Muhammed, HDK'nin el-Faşir'in 15 kilometre güneyindeki Zemzem Kampı’na düzenlediği ölümcül saldırı sırasında kalçasından vuruldu. Güvenlik nedeniyle tam adını açıklamaktan kaçınan Muhammed, “İnsanlar evlerinde özel olarak tedavi görüyor” dedi.

İnsani yardım kaynaklarına göre yüz binlerce insan Birleşmiş Milletler (BM) tarafından kıtlık yaşandığı ilan edilen Zemzem Kampı’ndan kaçarak el-Faşir şehrine sığındı.

El-Faşir'de insanlar, ilkel malzemeler ve şifalı bitkilerle, kurşun ve mermi parçalarından kaynaklanan yanık ve yaraları tedavi etmeye ve ilk yardım sağlamaya çalışıyor.

29 yaşındaki Muhammed Ebkar, bacağından vurulduğunda ailesi için su getirmeye çalıştığını anlattı. Ebkar, “Komşularım beni evin içine taşıdı. Yine komşularım, vücudumdaki kırıkları tedavi etmesi için tahta ve bez parçaları kullanarak atel tedavisi yapan diğer komşumuzu aradı. Sorun şu ki, kırık tedavi edilse bile kurşun halen bacağımda” ifadelerini kullandı.

Muhammed, şehirde tıbbi malzeme son derece sınırlı olsa da, parası olsaydı gazlı bez veya ağrı kesici almak için birini göndermenin mümkün olabileceğini, ancak genellikle malzeme bulunmadığını, bu nedenle tedavinin mevcut imkanlarla yapıldığını söyledi.

Dezenfektan olarak tuz

Birleşmiş Milletler (BM) pazartesi günü, HDK’nin el-Faşir ve çevresindeki göçmen kamplarına yönelik son saldırılarında 400'den fazla kişinin hayatını kaybettiğini bildirdi. Birleşmiş Milletler Çocuklara Yardım Fonu'na (UNICEF) göre en az 825 bin çocuk dünyadaki cehennemde sıkışıp kaldı. UNICEF, el-Faşir’i kuşatmış olan HDK tarafından gerçekleştirilecek geniş çaplı bir saldırının yıkıcı sonuçlar doğurabileceğini kaydetti.

dfgrthy
El-Faşir'deki insani durum felaket boyutuna ulaştı. (Arşiv – Şarku’l Avsat)

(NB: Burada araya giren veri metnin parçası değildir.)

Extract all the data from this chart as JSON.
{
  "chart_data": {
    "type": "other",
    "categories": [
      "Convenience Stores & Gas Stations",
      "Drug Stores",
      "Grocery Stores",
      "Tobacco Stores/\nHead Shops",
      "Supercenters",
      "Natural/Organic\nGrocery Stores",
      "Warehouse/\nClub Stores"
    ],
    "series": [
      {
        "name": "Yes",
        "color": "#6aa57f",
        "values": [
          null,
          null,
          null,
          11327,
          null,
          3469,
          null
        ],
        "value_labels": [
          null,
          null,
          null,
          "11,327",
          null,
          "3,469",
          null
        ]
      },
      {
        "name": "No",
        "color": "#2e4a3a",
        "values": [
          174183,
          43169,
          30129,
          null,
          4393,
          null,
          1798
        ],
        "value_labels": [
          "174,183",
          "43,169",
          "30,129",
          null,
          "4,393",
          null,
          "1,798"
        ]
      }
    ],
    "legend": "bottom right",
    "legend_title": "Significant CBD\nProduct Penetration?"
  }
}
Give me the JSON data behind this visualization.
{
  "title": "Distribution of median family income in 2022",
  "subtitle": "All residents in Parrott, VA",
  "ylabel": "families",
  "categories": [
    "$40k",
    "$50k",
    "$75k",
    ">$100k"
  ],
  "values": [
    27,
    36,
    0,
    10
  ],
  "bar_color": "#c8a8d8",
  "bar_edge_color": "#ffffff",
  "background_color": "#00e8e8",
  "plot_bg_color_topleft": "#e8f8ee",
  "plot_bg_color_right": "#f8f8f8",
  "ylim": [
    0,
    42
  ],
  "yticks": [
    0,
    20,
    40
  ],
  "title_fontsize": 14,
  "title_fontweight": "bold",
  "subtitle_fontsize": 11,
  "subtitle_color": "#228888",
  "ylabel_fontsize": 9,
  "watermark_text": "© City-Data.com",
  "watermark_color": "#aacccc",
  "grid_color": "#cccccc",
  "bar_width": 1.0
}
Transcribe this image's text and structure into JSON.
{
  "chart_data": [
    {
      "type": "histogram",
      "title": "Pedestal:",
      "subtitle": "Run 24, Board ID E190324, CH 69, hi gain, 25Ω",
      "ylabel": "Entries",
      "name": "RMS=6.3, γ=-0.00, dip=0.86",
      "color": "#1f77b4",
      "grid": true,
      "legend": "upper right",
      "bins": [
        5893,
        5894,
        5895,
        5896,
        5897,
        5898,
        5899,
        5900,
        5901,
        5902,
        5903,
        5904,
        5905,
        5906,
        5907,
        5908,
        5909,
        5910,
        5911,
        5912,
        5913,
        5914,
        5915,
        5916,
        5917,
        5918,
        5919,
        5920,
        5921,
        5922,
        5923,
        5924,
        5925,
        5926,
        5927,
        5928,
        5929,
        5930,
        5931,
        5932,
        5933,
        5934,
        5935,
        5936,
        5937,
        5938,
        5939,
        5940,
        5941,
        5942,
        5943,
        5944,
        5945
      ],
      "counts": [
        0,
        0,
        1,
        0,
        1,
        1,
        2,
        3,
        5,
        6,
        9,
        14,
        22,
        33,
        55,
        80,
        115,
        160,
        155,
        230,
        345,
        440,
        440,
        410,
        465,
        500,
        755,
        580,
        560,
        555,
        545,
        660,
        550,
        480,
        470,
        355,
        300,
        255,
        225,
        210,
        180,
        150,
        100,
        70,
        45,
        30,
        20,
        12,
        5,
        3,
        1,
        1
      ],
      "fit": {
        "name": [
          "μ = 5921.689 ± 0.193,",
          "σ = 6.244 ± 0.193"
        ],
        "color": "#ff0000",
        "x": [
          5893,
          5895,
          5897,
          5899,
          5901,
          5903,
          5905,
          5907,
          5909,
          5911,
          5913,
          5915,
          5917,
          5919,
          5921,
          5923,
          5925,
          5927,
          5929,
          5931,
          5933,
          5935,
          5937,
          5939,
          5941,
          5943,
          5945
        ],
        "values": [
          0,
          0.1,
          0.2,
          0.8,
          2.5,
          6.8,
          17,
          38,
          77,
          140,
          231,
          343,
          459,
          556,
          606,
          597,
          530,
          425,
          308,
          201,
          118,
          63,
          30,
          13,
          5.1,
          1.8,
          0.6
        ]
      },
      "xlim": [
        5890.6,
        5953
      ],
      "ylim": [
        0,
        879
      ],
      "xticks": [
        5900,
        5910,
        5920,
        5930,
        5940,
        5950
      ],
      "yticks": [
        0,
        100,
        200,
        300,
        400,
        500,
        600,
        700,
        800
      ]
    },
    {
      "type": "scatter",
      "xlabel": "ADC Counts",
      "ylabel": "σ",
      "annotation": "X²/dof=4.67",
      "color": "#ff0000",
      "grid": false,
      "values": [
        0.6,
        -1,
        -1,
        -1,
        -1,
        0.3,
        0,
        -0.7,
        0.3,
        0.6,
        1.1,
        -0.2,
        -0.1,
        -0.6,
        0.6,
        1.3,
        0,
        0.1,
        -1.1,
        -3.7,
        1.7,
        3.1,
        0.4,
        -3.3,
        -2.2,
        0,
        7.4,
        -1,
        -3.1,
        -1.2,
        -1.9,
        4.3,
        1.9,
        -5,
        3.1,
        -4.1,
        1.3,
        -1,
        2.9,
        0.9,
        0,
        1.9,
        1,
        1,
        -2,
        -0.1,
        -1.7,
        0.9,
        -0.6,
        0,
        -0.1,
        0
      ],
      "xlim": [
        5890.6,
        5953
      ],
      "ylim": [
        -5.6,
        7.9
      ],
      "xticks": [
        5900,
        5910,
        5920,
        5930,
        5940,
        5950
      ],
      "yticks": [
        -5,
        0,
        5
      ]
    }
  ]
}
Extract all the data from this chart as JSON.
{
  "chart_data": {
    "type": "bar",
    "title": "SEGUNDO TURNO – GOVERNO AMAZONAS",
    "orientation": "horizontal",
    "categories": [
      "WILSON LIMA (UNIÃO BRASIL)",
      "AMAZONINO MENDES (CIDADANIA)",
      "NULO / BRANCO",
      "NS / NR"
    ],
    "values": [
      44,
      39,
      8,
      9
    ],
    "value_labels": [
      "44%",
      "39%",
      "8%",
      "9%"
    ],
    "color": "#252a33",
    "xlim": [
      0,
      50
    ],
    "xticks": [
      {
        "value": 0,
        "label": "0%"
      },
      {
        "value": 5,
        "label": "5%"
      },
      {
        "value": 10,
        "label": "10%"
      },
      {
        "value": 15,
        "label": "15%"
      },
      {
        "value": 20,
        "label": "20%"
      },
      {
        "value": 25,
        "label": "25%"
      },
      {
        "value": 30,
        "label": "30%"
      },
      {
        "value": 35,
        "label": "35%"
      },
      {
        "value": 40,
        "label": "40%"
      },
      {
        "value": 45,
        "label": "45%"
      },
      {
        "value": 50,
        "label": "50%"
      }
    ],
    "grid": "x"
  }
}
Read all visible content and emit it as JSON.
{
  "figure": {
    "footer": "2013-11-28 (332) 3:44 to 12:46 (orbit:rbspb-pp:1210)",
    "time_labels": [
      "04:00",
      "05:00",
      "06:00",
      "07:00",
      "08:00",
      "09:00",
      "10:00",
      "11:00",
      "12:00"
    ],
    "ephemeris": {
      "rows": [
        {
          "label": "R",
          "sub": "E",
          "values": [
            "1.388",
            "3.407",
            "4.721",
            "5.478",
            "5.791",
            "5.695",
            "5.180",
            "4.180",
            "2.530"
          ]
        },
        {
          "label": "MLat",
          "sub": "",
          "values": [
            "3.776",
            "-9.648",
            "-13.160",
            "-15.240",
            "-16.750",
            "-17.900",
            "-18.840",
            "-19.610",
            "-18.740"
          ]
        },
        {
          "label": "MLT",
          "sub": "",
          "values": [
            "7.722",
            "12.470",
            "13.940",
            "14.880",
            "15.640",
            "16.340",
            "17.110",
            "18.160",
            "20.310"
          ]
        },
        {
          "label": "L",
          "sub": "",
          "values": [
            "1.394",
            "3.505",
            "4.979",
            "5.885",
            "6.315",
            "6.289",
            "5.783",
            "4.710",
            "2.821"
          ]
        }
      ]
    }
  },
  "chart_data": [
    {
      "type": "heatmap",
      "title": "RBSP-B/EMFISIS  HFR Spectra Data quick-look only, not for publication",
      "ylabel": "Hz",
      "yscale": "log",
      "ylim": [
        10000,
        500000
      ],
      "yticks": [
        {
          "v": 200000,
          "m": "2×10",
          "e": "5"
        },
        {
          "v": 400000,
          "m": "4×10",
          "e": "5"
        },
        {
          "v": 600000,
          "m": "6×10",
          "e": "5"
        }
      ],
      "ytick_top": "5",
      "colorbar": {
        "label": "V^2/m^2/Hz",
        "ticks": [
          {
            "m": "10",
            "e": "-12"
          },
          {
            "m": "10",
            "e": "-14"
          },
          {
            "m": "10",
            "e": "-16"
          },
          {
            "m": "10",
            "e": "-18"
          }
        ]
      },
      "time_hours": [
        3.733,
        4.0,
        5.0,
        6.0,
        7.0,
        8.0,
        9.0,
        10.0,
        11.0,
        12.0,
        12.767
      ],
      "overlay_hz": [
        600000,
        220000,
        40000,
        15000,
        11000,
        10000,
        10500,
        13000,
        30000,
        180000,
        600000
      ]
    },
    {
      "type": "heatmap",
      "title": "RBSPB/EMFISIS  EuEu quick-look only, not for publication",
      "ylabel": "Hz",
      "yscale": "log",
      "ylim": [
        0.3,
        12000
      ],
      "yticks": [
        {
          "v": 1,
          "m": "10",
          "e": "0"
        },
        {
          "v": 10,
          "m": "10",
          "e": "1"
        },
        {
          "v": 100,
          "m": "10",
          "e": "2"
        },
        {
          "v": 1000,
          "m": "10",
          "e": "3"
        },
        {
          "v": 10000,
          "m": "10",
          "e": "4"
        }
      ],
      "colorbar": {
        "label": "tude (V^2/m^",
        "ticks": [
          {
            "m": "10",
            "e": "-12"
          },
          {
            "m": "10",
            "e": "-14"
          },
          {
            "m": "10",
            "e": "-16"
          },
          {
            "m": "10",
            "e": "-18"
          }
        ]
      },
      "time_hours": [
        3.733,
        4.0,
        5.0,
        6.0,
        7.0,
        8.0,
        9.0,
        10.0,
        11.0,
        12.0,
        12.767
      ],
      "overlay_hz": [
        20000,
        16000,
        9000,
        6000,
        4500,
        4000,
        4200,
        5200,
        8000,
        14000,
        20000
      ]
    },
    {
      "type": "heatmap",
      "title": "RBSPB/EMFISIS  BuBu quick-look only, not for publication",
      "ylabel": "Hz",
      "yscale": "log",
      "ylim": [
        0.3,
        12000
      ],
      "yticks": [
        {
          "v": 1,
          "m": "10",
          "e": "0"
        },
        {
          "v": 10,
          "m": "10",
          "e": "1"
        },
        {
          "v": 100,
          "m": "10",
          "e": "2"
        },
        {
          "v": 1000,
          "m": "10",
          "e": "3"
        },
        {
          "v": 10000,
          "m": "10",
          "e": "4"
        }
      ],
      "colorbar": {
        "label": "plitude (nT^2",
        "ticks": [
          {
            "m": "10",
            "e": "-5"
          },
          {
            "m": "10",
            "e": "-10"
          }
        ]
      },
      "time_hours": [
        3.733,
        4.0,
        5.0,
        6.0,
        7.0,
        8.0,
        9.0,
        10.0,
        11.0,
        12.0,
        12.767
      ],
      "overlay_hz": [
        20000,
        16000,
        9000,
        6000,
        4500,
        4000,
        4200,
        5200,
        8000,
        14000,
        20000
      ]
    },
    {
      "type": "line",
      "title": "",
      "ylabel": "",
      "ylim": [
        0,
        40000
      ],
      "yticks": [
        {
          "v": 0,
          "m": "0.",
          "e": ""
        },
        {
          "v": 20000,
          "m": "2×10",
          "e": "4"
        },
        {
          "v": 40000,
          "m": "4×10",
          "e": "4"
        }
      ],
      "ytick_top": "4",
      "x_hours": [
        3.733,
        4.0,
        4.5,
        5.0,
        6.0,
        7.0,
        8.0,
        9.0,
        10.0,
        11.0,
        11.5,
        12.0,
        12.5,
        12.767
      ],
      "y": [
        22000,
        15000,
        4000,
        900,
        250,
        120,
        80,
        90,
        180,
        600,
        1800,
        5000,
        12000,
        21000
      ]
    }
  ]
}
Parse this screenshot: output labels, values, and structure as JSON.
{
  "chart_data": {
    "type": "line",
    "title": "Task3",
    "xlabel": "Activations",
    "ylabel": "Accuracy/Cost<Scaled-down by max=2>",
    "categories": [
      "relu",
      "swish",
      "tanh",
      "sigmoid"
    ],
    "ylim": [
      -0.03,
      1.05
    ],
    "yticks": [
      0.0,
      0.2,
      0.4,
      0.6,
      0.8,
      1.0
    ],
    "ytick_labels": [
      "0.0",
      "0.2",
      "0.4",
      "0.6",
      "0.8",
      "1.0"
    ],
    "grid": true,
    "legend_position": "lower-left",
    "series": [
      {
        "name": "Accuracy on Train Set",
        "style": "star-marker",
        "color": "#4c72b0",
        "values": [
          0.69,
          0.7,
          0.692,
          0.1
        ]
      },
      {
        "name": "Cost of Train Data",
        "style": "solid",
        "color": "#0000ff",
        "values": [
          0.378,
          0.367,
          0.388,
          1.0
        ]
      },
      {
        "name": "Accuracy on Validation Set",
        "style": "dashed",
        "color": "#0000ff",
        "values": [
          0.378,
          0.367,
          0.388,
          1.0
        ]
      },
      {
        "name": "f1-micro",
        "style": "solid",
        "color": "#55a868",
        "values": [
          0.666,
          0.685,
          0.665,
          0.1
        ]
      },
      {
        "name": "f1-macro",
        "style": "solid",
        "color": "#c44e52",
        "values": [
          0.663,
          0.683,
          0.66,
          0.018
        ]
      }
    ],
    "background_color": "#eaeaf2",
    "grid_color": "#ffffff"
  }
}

11 ay süren kuşatma ve iki yıl süren savaşın ardından el-Faşir sakinlerinin çoğu, bombardımandan korunmak için genellikle aceleyle çukurlar kazıp üzerlerini kum torbalarıyla örterek doğaçlama barınaklar inşa etti.

Çarşamba günü Hana Hamad'ın evine isabet eden bir top mermisi kocasını karnından yaraladı. AFP'ye konuşan 34 yaşındaki kadın, “Komşumuzun yardımıyla kanamayı durdurmaya ve yarayı antiseptik olarak sofra tuzuyla tedavi etmeye çalıştık. Ama ertesi sabah kocam öldü” dedi.

Yatalak olan bir başka hasta ise ‘insanları kurtarabilecek herkesin acil müdahalede bulunması’ çağrısında bulundu.

Sınır Tanımayan Doktorlar, insani yardım çağrısında bulundu. Misyon Başkanı Rasmani Kabore, “El-Faşir'e giden yollar kapalı. Ne olursa olsun orada mahsur kalarak açlık çeken bir milyon insana gıda ve ilaç ulaştırmak için hava operasyonları başlatılmalıdır” şeklinde konuştu.